Eskiden oldukça masum, hafif muzip ve genelde sanatçı, kalburüstü insanların kullandığı nick name'ler (takma adlar) sonradan kaçamakların, birilerini tehdit etmenin, ya da saman altından su yürütmenin aracı olarak hayatımıza girdiler. Öyle ki artık nicklerimize ruh verir olduk, onların da tıpkı bizler gibi birer adı, soyadı olması yetmedi. Yaşından, başından tut, saçının rengi, giyim tarzı, bizden farklı özel zevkleri, hatta tamamen bizim oturup uydurduğumuz hayat hikayeleri oldu. Nicklerimiz ve doğup büyüdüğü şehirden, gittiği okula, hobilerine kadar herşey, bazen yaşadığımız, bazen yaşayamadığımız şeylerden esinlenerek başka bir canlı gibi ellerimizde şekillendi.

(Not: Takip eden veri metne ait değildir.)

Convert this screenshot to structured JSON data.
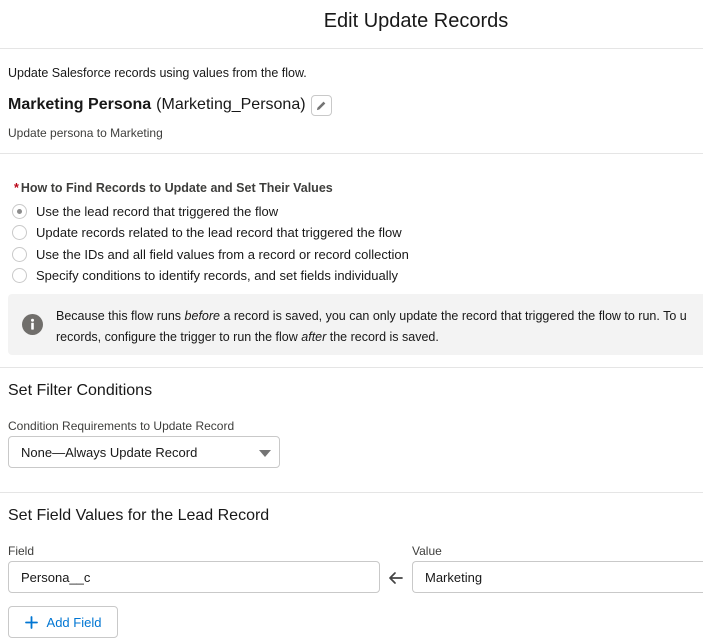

Ömer Seyfettin parasız kaldığında "cinsel içerikli" romanları bu takma isimle yazarken, CIA casuslarına asıl kimlikleri anlaşılmasın diye kod adları verirken, Barış Manço "Nick The Chopper" diye aslında Oduncu Ali Dayı'yı anlatırken, Fehmi KORU (Taha KIVANÇ) müstear adı ile komplo teorilerini okurları ile paylaşırken hiç işin buralara kadar varacağını düşünüp, hesapladılar mı bilmem ama artık bir çoğumuzun müstear adları, internet ortamında kullandığı farklı NİCK'leri (kimlikleri) var. Hatta bazılarımızın işi abartıp, 3-5 nick sınırını çoktan geçtiğini, toplam internet kullanıcılarının bir kaç katı nick sayısına ulaştığımızı düşünüyorum. Dünyada herkes internet kullanmasa da dolaşımdaki nick sayısı dünya nüfusu kadar bir sayıya ulaşmış olsa gerek herhalde.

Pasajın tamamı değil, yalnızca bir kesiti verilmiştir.